Regular readers of this blog may already know that I’m a big fan of Marsha Hoffman Rising. I’ve written several posts about her work. Today’s review is about a four-volume work, which was the result of 16 years of undoubtedly dogged research. Epic in its span, rich in its depth, and impressive in its sourcing this series is a goldmine of resources for anyone searching early Missouri settlers – OR,OR ancestors that migrated through Missouri to settle further west.
Her biography tells us that she is a sociologist by education and profession. She was a sociology professor at a university in Southwest Missouri. So she approaches her genealogy research from the angle not of a genealogist but as a researcher of families and communities and their behaviors in aggregate. Her goal in commencing this research was to determine if family origins could be determined by researching the subject’s friends, associates, and neighbors – a genealogy process that is taken as a given truism now.
She went to the Springfield, Missouri Land Office and identified the first 1,000 – one thousand! – families, who purchased land in the Ozarks. She explains that in order to get 1,000 unique families she examined more than 1,300 land purchases. Then starting from simply the land purchase records – the patents – and a name, she attempted to find the families’ origins. She was able to identify the birth place of 857 of the 1,000 families in her designated sample. Amazing.
She summarizes her findings with a table of origins: 220 were from Tennessee, 173 from North Carolina, 164 from Virginia, 132 from Kentucky and so on. She continues with conclusions about the average age at the time of land purchase (younger than New Englanders), age at marriage (younger than New Englanders), slavery, financial worth, and number of children (more than New Englanders).
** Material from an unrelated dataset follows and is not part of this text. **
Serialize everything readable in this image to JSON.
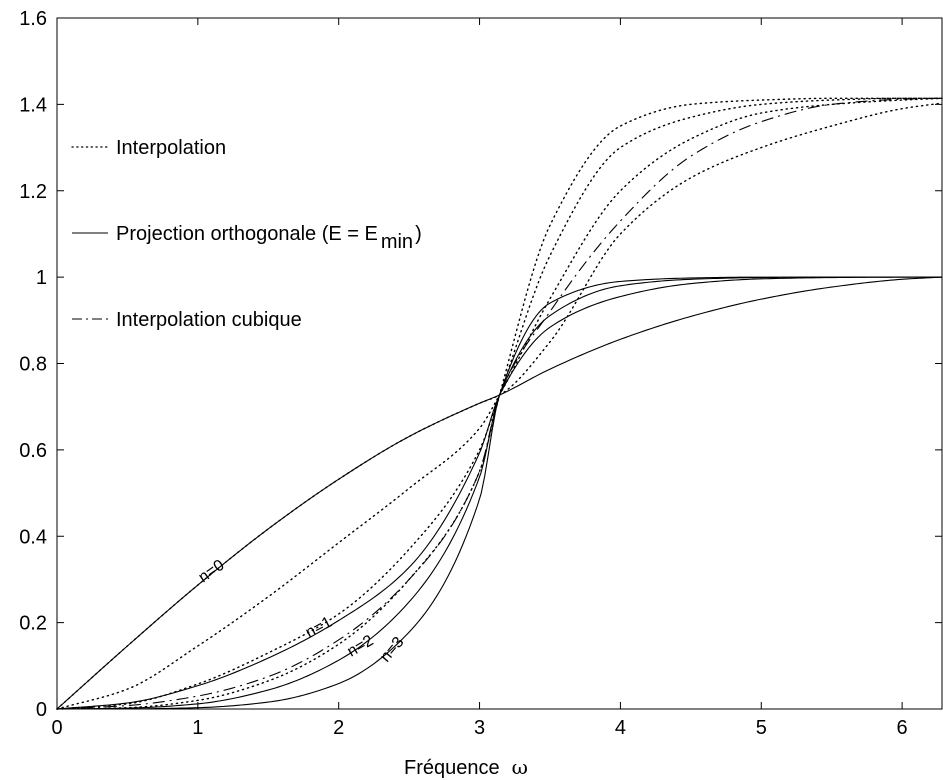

But what about the genealogy?
While you and I may find the above interesting, we are not sociologists and our interest is genealogy. Hoffman Rising has built exceptionally rich profiles – she declares they are not genealogies as they don’t meet the purest of standards – of the 857 families she researched. I’ll take her “profiles” any day. By way of example, let me show you what she’s done.
John Biggs was born about 1803 in Tennessee; m. Nancy (-?-) born about 1800 in Tennessee.
Land: NE1/4 of NE1/4 section 6 township 28 range 22 containing 41.28 acres. This tract is southwest of Springfield on wilson Creek. John Biggs applied for the E1/2 of the SW 1/4 of S6-T28-R22 under the Preemption Act of 1838 on 30 November of the same year. Adam Biggs and John Rober(t)son attested that John had a wife and family, as well as the required cabin and improvements. He received certificate (patent) #746, but for an unknown reason, it was cancelled and his money refunded.
Origin: Lincoln County, Tennessee
(Research) John’s connection to Lincoln County was established from his associations with Adam Biggs and John Robertson, both of Green County Missouri, and earlier of Lincoln. There is little doubt that John Biggs left Tennessee because of economic circumstances.
Hoffman Rising continues for a full two pages describing 1) the records she found and where she found them, 2) the connections she made between records and facts, 3) her logic, assumptions, and questions about the information she found, 4) where she didn’t find the subject and what that may or may not mean, all of which leads to 5) a stunning profile of her research methodology and a profile of the subject. On this particular subject she includes the next generation with information on where they may have settled and/or led the rest of their lives.
If you’re looking for research on the first families of SW Missouri, you couldn’t do better that these works.
But don’t discount this series if your ancestors didn’t live or migrate through SW Missouri. The series can still be very, very helpful if you want to understand how she does the research and leverages friends, associates and neighbors to find birth origins – a tool and technique we can all benefit from.